If there’s one thing I have noticed about youth hostels, it’s that there almost never seems to be any youth in them. Grasmere was a case in point. There were a couple of thirty-something continentals with neat little beards knocking around, but of the few guests in the lounge, most of them must have been well into their retirement. Admittedly it was out of season, and students will have been at university, but still you wonder whether youth hostels are a bit of a dinosaur. When you can fly half way across the world for the price of a DVD plus your airport taxes, and stay in a nice en-suite on the cheap, you can see why a sheet sleeping bag doesn’t quite cut it. Apparently in the last decade three of the YHA hostels on the Coast to Coast have closed down simply because no-one was staying in them.

A pity, because Grasmere was pretty, which is more than could be said for us. It was four days since I had seen my own face, and what grinned back at me from the mirror was a horror. There was a scrappy stubble spilling down my cheeks and neck, and my hair, which was far too long, hung matted and greasy across my forehead, sticking somewhere on my cheekbone. The hollow eyes, cracked lips and wind-chapped red face were nicely accentuated by unusually white teeth, and I couldn’t work out why that should be the case, having not cleaned them in days. Intriguingly, Christian’s were much the same, and after a little thought we remembered that since the first morning coming off Dent we had been loading up the stream water in our water carriers with chlorine tablets. Were we unconsciously bleaching our teeth, I wonder?

It was also only in a clean room that we began to realise how bad we smelled, and washing the sweat and grime of days off made us itch like hell. Still, cleaned up and in a set of dry clothes we finally started to warm up, and when, at two thirty in the afternoon, a very strange little old man in a blue shirt done right up to the top button came into the bedroom, climbed into bed and went to sleep, we decided it was probably time we went out to face the world.
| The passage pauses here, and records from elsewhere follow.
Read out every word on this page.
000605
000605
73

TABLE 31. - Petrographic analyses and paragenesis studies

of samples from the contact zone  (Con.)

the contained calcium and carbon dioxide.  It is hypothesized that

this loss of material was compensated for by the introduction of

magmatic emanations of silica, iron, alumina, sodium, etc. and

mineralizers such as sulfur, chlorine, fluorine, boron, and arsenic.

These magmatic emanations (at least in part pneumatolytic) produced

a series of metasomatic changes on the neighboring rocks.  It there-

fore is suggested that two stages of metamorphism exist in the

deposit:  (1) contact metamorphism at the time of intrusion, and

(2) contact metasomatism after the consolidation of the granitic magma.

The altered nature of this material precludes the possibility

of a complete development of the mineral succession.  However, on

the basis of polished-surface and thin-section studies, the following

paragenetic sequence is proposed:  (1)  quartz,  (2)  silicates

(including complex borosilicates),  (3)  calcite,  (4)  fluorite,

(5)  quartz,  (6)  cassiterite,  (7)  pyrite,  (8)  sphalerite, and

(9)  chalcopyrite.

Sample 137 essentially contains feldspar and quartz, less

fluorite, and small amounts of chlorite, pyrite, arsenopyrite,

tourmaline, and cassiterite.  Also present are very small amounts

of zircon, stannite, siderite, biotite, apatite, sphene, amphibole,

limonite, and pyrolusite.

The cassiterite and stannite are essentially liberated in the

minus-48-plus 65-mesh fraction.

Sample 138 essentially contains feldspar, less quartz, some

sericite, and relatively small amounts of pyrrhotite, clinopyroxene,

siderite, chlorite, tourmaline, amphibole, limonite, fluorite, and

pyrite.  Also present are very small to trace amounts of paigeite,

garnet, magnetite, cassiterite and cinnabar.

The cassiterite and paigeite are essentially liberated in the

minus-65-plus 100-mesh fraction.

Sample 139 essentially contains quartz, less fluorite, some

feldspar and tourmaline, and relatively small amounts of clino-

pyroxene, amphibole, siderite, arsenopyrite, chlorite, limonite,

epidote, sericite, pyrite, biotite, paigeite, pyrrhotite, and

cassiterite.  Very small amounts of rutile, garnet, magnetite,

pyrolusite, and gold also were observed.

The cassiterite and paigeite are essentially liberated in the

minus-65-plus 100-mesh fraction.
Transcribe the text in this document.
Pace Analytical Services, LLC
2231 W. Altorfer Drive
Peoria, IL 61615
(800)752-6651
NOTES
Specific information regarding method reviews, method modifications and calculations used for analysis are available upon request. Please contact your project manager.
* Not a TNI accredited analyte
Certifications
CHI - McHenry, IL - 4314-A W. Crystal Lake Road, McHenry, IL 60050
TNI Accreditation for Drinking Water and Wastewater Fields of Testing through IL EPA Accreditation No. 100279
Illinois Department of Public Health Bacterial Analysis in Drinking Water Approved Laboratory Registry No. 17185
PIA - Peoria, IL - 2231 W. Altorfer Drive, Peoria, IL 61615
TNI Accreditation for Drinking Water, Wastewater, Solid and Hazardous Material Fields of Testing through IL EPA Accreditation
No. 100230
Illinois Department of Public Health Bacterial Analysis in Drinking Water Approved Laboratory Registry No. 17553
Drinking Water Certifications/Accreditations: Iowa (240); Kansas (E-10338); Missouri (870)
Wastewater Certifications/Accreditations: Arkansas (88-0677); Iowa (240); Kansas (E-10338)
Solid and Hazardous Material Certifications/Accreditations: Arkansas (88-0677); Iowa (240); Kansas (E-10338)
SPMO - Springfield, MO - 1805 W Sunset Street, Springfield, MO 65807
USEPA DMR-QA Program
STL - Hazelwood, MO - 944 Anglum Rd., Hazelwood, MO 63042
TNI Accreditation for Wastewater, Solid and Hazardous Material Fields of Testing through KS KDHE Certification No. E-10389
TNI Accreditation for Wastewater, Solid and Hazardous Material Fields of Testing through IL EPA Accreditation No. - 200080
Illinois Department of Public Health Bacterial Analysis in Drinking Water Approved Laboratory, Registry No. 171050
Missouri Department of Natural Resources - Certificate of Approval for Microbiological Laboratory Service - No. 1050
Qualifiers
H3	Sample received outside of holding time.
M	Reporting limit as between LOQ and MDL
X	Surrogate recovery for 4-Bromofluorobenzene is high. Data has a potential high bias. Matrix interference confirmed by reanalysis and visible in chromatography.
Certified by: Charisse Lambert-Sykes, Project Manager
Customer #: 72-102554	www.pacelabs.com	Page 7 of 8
Aside from the thoroughly vile experience of putting sopping wet boots on again, feeling the icy damp soak through the warm dry socks and into our soft feet, the afternoon was pleasant. Sitting over a pub lunch we agreed that we couldn’t have faced the tops again, and the calm of Grasmere after the storm we’d endured just hours before lent the whole afternoon a sort of sedative quality. We ate steak, stocked up on provisions at the Co-op, including an unnecessarily large tub of Vaseline for Christian’s bleeding lips, then sat back in the lounge at the hostel. I ate a Mars bar and read a magazine about Myra Hindley, then in a cold basement room we played a game of pool on one of those hilarious tables that are so warped by generations of damp and temperature change that it’s more like playing pinball. I think Christian won.

A thirty-second pad through the drizzle in our socks was the self-catering block, deserted and smelling of fresh paint, where we drank tea made with hot water that we didn’t have to boil ourselves, and ate our pasta in a warm and empty dining room with rain trickling down the big bay windows and fabric flowers on the tables. Luxury is all relative. I remember years ago coming home from South America and feeling soft carpet under my bare feet, and realising that I hadn’t missed it but equally that I couldn’t remember anywhere during my five months away where I’d encountered it. As we washed up, a friendly, retired couple came in and started to cook their own supper, and we talked to them about the weather, more significant than usual, and about a grandson they had who was a journalist (I kept quiet about my own profession – proper writers with qualifications make me feel a bit of a charlatan).

Back up in the dorm, we were on our own. Everyone else was still at dinner, or in the lounge, or wherever, and it can’t have been much after seven. There’s a photo I have of Christian tucked up in his bunk, smiling through the bars. You can read in his eyes that he’s shattered, but the smile is wide and relieved. There’d been a few moments that day when our morale had started to get a bit shaky, but as we laid our heads down on soft pillows we knew we’d just about picked ourselves up again.